Cécile McLorin Salvant Branches Out, and 7 More New Songs

The headline here isn’t that the cream-of-the-crop jazz vocalist Cécile McLorin Salvant has serious creative appetites that run beyond the American-songbook-and-curios repertory, which she has so famously explored. That was becoming clear, slowly but surely, over the past few years. It’s that when she focuses instead on her own writing, and shifts away some from straight-on modern jazz, she also softens the archness and the neatness of her delivery. There’s a new, expanded range in both the music and the expression. “Thunderclouds” will help you clock the shift: an up-tempo lullaby of wistful, wounded hopefulness, its shapely chord changes carried loosely by the band and its bouncy rhythm nodding to Caribbean-infused jazz. “Sometimes you have to gaze into a well to see the sky,” Salvant sings, repeating the phrase as if to convince herself. The song comes from a forthcoming album, “Ghost Song,” due in March; it’ll be her first for Nonesuch Records and her first to feature primarily originals.
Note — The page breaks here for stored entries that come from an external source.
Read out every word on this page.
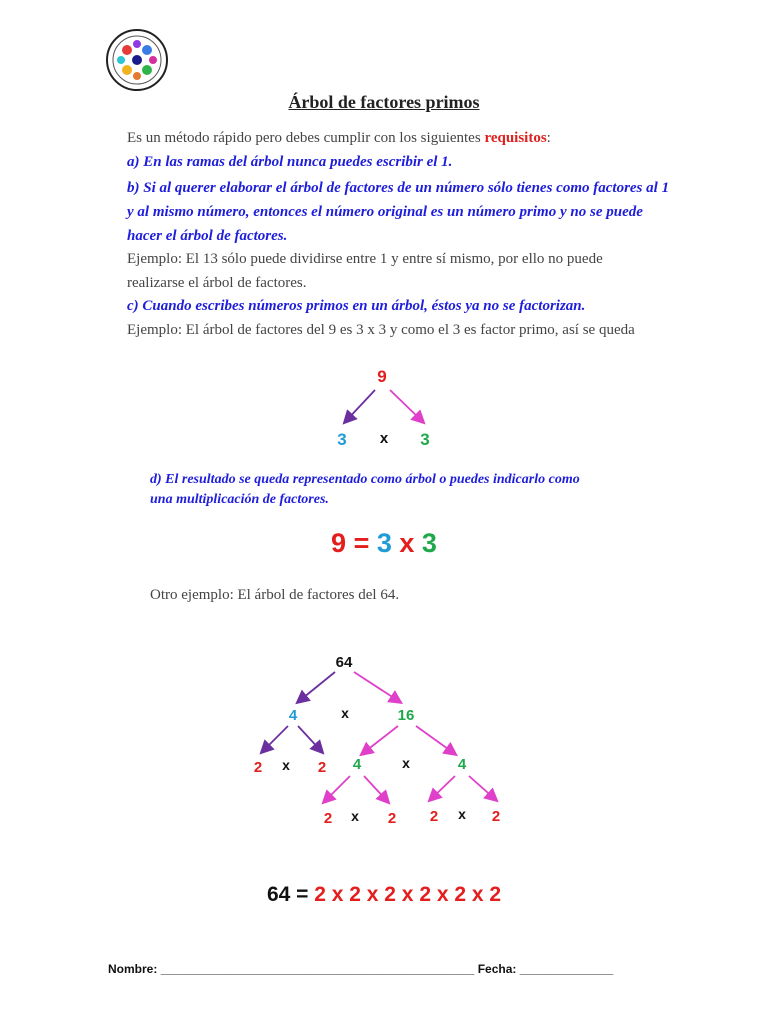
Árbol de factores primos
Es un método rápido pero debes cumplir con los siguientes requisitos:
a) En las ramas del árbol nunca puedes escribir el 1.
b) Si al querer elaborar el árbol de factores de un número sólo tienes como factores al 1
y al mismo número, entonces el número original es un número primo y no se puede
hacer el árbol de factores.
Ejemplo: El 13 sólo puede dividirse entre 1 y entre sí mismo, por ello no puede
realizarse el árbol de factores.
c) Cuando escribes números primos en un árbol, éstos ya no se factorizan.
Ejemplo: El árbol de factores del 9 es 3 x 3 y como el 3 es factor primo, así se queda
9
3 x 3
d) El resultado se queda representado como árbol o puedes indicarlo como
una multiplicación de factores.
9 = 3 x 3
Otro ejemplo: El árbol de factores del 64.
64
4	x	16
2 x 2 4	x	4
2 x 2 2 x 2
64 = 2 x 2 x 2 x 2 x 2 x 2
Nombre: _______________________________________________ Fecha: ______________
GIOVANNI RUSSONELLO
In a Texas alliance, the soul singer Leon Bridges is backed by Khruangbin, a trio from Houston that has soaked up global rhythms. “B-Side” is from a collaborative EP due in February. Khruangbin supplies mid-tempo, two-chord Afrobeat funk, with terse bits of rhythm guitar answered by tootling organ chords, as Bridges croons in falsetto about much he misses a distant lover. It sounds like a slice of a jam that went on much longer. JON PARELES
Plinking, cascading xylophone and marimba sounds and the nasal, pumping string tones of a hurdy-gurdy circle through “Walker,” a meditation on getting through grief that’s named after the songwriter Scott Walker. It’s less dizzying and more patient than much of Animal Collective’s catalog, and for its final minute, only plinks and stray words remain, like shards of mourning. PARELES
The high-concept miniaturist Tierra Whack has been releasing a series of three-song genre-testing EPs: “Pop?,” “Rap?” and now “R&B?,” which relies on slow-ticking drum machines and electronic tones. “Sorry” is cast as a phone message, “one last conversation” with someone who won’t answer. The synthesizer chords are frayed and quivery as her apologies tumble out — heartfelt but apparently too late. PARELES
Miserablism and sensualism pair elegantly in this collaboration between FKA twigs and the Weeknd. For twigs, an impressionistic singer, this marks her most pointed and theatrical vocals, and the Weeknd, who has long embraced deviant sadness on a grand scale, dials it back ever so slightly to match the beatifically aghast mood. JON CARAMANICA
On “M&M,” the Jamaican producer Rvssian serves up an ominous synth that sounds like a video game console on its last legs, tinny and fading. Lil Baby matches it with a needling singsong verse, and Future approaches it with an indignant wheeze. CARAMANICA
Tyondai Braxton’s new electronic track, “Dia,” emerges after a long silence. It has an insistent but implied beat, many layers of overt and implied syncopation, and a determination to keep changing.